In an opinion poll conducted by the International Republican Institute at the end of September, Iraqis were asked the following question: in the past year and a half, has your household been directly affected by violence in terms of death, handicap or significant monetary loss? Over one in five, 22 per cent, replied yes. A Western security company working for the Coalition estimates that there are about 80 insurgent attacks a day in Iraq. Barely a week goes by when one of Iraq's 18 provinces escapes an attack.

It is true that the Americans have refurbished 3,500 schools and built 70 healthcare centres, but such positive developments are overwhelmed by the violence and lawlessness that grip Iraq every day. We hear a lot about the abduction of foreign nationals. More than 150 have been taken and more than 30 executed. But what of the thousands of Iraqis who have also been kidnapped for ransom? Schools may have been built, but many Iraqi mothers are too afraid to send their children to them lest they too are seized.

My stint as a reporter in Iraq showed me where America went wrong. Listening to his closest advisers — Donald Rumsfeld, Dick Cheney, Paul Wolfowitz and Douglas Feith — President Bush went into Iraq not with a postwar reconstruction plan but with a theory. Iraq was to be an experiment in imposing unfettered capitalism on what had effectively been a socialist command economy. Taxation and tariffs were more or less abandoned. Unable to compete, Iraqi businessmen watched as Bechtel, Halliburton and their kind took over, and invested instead in the insurgency. Iraqi doctors and engineers, who could expect no more than $200 a month, watched in disbelief as foreigners were brought in as drivers on $10,000 a month. Where once most Iraqis could at least find casual work, now nearly 60 per cent are unemployed. Proconsul Paul Bremer disbanded the Iraqi army, though it was from its ranks that most of the assassination attempts on Saddam and his execrable sons were launched. Many soldiers have since joined the rebels. Most of the civil service was given the heave-ho too, including 12,000 teachers who would have been useful in those refurbished schools. Mr Bush deployed only half the number of troops his commanders asked for. As a result, he has exposed the men who are in Iraq to further danger, while robbing them of any realistic chance to stymie the insurgency.
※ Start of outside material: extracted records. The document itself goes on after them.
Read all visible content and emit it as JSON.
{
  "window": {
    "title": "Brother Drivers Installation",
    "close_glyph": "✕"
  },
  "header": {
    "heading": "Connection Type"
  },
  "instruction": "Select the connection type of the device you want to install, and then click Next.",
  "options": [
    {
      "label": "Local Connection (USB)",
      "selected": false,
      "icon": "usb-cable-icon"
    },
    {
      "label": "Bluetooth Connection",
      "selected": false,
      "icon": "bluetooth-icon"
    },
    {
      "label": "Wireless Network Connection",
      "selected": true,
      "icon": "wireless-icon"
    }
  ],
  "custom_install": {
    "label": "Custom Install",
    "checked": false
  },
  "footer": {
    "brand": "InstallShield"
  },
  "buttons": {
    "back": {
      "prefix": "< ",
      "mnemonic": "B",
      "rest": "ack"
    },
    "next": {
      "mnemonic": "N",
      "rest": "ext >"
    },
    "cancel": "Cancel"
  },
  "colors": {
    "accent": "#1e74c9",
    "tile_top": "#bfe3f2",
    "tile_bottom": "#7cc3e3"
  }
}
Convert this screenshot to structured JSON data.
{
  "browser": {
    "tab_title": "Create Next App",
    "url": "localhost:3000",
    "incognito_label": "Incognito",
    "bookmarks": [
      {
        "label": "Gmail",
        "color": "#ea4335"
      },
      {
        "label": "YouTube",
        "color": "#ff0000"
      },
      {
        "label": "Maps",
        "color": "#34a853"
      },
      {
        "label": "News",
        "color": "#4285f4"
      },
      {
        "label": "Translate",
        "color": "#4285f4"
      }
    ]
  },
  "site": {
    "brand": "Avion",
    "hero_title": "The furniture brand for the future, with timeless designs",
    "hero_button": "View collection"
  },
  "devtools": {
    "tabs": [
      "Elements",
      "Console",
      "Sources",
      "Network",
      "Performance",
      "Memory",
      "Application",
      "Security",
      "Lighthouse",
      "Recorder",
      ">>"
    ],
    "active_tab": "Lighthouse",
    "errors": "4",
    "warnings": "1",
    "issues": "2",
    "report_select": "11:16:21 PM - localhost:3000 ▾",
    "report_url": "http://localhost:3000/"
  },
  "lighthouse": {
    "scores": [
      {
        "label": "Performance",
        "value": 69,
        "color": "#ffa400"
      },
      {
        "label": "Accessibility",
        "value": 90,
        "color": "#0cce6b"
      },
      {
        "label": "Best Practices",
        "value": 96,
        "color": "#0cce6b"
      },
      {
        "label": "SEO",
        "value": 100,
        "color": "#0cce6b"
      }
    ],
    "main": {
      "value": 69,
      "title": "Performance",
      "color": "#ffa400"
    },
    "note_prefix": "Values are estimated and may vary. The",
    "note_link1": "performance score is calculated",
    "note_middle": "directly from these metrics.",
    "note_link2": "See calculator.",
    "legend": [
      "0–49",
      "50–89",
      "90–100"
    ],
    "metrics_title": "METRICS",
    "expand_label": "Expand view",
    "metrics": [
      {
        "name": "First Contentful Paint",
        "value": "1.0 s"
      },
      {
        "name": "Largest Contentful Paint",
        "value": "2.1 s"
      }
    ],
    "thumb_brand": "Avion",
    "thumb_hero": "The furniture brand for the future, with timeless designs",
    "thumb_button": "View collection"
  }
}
But that does not explain everything. Whitehall often made the most idiotic decisions during the first half of the last century, but the Empire held together, largely because of the work of district officers in remote locations. I am continually astounded, when venturing out into northern Kenya or southern Sudan, by the wizened half-naked gentlemen who approach me to reminisce about the young white man who lived among them for three years, spoke their tribal tongue and dispensed Her Majesty's justice. The young men sent out from America are not cast in the same mould. Do not get me wrong: they are, by and large, incredibly brave, But because of their poor education and an American tendency towards parochialism, they have little understanding of any culture other than their own. Most are terrified of the Iraqis and bewildered by the lack of gratitude of the people they believe they liberated. While embedded with the US marines outside Fallujah, I saw these young men kick Iraqis to the ground during interrogation, stomp across prayer mats in their boots, eye up women in their homes and routinely humiliate the Iraqi guardsmen they are supposedly working with.

Their behaviour is in some ways understandable. Forbidden from entering Fallujah until after the US elections (for fear that civilian casualties could cost votes) the marines launch pointless raids outside the town that rarely uncover anything. In the meantime remotely detonated mines, suicide bombings and mortar attacks claim more of their colleagues' lives.

The 'cowboy up' school of politics has been given a chance. It has failed. Whether the unimpressive-looking John Kerry will do any better is beside the point. The cowboy has messed up in Iraq, the policy on which he has centred over half his reign. Americans should punish him accordingly.